In February 2020, artists, academics, thinkers, and culturalists from all fifty states and beyond gathered in Los Angeles for the For Freedoms Congress. One result of the gathering, which prioritized social change discussions, was the Infinite Playbook, an open-source guidebook based on the principles of listening, healing, awakening, and justice. The document acts as an alternative, updated-for-the-year-2020 take on Franklin D. Roosevelt’s four fundamental freedoms: of speech and worship, from want and fear.
The Infinite Playbook opens the UMOCA exhibition Our Wake Up Call For Freedoms, which is scheduled to be on view through June 4, 2022. Additionally, the show documents some of For Freedoms’s other projects and calls for action, ranging from a voter registration station to a “creative library” for all age groups and book titles focus on discussing and illustrating core civil liberties. The exhibition also gives space for Wide Awakes, an art- and youth-centric anti-slavery movement from 1860 that For Freedoms reintroduced and commemorated in 2020.

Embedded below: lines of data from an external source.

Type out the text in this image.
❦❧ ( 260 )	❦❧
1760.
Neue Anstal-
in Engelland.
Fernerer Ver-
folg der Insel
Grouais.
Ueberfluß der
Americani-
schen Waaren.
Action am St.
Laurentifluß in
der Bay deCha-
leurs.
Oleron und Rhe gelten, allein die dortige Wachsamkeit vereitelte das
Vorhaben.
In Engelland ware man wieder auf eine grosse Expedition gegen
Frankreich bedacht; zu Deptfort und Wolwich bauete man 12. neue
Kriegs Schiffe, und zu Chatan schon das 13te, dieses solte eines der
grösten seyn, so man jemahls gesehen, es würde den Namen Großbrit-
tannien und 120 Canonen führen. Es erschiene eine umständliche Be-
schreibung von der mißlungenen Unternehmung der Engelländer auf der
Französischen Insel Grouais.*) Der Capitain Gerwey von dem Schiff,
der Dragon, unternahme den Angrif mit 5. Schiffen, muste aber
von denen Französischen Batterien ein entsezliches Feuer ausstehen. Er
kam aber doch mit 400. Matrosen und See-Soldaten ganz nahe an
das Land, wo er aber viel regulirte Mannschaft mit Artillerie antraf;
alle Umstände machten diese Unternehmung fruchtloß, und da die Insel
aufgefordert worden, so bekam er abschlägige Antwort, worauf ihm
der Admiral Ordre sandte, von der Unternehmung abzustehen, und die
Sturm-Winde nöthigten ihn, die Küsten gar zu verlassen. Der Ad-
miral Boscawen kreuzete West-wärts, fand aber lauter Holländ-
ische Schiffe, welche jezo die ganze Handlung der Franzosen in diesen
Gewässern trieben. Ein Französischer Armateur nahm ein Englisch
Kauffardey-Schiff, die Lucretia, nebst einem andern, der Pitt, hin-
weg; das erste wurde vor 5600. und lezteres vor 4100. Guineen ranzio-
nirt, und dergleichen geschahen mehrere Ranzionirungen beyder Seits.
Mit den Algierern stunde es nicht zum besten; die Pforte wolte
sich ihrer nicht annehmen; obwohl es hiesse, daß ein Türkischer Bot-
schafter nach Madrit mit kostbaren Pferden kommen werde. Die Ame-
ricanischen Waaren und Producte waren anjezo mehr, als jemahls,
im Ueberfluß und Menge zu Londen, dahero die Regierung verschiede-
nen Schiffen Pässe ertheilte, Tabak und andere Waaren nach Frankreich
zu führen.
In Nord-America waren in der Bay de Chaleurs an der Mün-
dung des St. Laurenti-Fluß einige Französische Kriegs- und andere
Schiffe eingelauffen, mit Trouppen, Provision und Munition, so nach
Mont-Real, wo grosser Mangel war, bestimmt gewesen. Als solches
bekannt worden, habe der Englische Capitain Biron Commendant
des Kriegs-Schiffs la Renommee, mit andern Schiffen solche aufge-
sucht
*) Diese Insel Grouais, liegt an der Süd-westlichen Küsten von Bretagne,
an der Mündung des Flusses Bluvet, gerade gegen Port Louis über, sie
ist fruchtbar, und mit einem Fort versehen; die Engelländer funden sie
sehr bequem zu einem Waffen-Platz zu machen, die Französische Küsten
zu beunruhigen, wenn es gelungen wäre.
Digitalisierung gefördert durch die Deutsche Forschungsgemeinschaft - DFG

“I think the exhibition’s strength is the sense of community that it fosters through the inclusion of diverse voices, including those in Salt Lake City, especially when it feels like there is currently a strong effort to push people further apart,” says UMOCA curator Jared Steffensen. “Visitors can see themselves and their beliefs in the work and feel connected to a broader community of people working hard for justice and equity.”
At one of its many cores, For Freedoms employs art in an attempt to universalize American ideals, such as freedom and patriotism, that Woo says have been co-opted by specific rhetoric.
“We all have something to contribute,” Woo says. “We all have something at stake here.”